A delicious plain pilaf with a touch of nutty flavor that really complements the roasted meat dishes. From volume 1 of the Silk Road Gourmet cookbook. It probably came to Armenia from Arabia during one of the periods of Islamic conquest of the region and is still eaten in Arabia and in several Muslim countries around Asia.
- 3 tablespoons butter
- 1 cup rice (can use brown rice, but will have to cook 15-20 minutes longer)

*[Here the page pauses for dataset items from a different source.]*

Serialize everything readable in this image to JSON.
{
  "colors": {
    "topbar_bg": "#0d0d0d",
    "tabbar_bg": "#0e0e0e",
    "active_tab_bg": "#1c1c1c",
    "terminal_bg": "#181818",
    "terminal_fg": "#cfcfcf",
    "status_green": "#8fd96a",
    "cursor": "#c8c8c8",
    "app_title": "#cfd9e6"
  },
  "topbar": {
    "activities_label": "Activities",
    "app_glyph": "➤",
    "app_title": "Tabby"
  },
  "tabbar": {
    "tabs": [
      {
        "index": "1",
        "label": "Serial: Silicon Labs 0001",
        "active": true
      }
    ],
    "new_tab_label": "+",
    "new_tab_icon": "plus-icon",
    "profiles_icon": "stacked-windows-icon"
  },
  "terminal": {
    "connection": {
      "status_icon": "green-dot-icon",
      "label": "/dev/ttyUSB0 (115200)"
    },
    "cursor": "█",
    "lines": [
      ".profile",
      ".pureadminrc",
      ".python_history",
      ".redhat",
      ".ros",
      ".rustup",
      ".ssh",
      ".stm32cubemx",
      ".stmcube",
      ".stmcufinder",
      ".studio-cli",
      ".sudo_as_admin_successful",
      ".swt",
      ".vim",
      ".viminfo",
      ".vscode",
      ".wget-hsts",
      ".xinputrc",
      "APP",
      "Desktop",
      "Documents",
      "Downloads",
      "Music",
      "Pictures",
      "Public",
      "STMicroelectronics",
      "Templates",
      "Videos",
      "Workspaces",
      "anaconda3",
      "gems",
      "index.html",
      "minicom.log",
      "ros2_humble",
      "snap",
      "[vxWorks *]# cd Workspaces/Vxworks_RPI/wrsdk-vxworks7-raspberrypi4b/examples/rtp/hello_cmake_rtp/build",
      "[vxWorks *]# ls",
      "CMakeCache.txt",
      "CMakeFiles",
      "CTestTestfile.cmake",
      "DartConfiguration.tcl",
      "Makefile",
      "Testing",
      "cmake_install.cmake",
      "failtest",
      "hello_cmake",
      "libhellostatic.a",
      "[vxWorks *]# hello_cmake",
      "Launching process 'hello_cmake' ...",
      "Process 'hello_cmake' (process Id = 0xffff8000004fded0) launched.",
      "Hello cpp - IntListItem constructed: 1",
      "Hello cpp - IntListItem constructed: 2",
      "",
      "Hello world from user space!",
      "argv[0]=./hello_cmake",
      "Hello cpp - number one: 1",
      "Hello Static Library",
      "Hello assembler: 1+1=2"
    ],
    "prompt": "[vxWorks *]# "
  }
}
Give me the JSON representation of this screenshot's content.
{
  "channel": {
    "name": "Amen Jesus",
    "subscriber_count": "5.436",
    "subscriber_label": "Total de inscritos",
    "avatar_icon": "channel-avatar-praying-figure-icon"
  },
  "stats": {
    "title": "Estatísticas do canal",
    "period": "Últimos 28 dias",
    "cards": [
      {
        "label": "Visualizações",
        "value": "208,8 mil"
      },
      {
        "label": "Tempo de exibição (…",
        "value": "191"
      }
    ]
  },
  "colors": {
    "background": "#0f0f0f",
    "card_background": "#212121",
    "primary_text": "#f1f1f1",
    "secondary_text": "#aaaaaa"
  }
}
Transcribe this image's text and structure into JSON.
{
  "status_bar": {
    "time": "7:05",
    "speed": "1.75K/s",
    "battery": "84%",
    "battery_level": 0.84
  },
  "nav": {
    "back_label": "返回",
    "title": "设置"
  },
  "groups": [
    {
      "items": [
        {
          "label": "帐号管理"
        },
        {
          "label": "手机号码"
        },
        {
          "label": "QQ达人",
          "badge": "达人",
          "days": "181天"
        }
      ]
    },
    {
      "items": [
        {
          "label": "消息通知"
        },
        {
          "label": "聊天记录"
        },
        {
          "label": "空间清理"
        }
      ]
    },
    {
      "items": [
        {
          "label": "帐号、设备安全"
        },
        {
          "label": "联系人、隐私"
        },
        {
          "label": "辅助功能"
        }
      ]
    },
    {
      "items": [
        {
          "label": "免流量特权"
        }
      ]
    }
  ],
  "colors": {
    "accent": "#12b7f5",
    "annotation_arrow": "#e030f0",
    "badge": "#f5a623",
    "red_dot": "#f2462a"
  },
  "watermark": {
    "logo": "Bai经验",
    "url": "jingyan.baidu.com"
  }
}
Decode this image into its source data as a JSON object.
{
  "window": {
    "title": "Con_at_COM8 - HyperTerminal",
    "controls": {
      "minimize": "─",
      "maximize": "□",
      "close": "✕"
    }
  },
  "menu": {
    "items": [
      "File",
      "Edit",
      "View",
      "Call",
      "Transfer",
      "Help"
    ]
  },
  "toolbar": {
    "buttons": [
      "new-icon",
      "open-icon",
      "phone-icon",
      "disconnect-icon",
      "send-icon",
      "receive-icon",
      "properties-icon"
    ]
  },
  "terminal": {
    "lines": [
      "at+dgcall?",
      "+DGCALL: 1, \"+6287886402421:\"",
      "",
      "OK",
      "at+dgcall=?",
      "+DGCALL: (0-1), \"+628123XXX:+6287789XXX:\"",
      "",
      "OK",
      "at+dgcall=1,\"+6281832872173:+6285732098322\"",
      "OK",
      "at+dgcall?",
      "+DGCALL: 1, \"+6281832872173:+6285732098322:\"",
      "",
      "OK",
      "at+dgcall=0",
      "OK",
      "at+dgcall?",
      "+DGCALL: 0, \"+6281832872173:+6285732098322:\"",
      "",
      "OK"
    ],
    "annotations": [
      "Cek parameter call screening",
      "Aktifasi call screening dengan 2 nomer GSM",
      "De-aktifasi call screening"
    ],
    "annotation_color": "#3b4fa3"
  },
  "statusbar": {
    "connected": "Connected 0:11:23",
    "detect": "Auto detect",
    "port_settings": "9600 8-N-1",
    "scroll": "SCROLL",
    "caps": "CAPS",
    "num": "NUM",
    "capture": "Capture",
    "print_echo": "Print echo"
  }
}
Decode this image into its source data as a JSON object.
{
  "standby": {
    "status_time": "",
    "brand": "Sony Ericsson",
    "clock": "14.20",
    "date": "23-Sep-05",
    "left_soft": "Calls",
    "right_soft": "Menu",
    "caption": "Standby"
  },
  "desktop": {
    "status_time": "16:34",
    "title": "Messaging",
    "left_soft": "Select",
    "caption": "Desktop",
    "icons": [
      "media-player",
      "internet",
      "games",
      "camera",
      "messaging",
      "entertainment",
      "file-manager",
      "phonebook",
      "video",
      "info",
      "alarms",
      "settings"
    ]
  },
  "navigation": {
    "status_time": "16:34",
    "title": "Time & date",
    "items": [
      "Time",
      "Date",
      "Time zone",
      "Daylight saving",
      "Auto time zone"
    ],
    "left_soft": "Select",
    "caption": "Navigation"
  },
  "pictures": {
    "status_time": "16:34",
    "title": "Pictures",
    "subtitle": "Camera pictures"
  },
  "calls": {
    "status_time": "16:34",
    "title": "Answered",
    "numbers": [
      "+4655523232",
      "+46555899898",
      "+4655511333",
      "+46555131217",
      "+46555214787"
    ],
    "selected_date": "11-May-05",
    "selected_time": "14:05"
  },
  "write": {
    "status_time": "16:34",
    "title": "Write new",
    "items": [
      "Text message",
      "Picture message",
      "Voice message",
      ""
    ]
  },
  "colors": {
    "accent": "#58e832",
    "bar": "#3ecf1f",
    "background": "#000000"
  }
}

- 1 cup vegetable broth (originally said chicken or beef broth)
- 1 cup water
- 1⁄2 cup pine nuts, lightly roasted
- 1⁄4 cup sesame seeds, lightly roasted
- 1 teaspoon salt
- 1⁄2 teaspoon pepper
- 1 teaspoon fenugreek leaves
- Melt butter in a large sauté pan and sauté the onion until it softens and starts to color, about 10 minutes, then add the fenugreek and the roasted seeds and nuts and mix well.
- Cook over medium until the onions have wilted completely, about 10 more minutes.
- Add salt and pepper to the onions along with the stock and water and bring the mixture to a boil.
- When the water is hot, add the rice and return to a boil. Then lower heat and cook covered 15-20 minutes or until the rice is done(if using brown rice, cook another 15-20 minutes).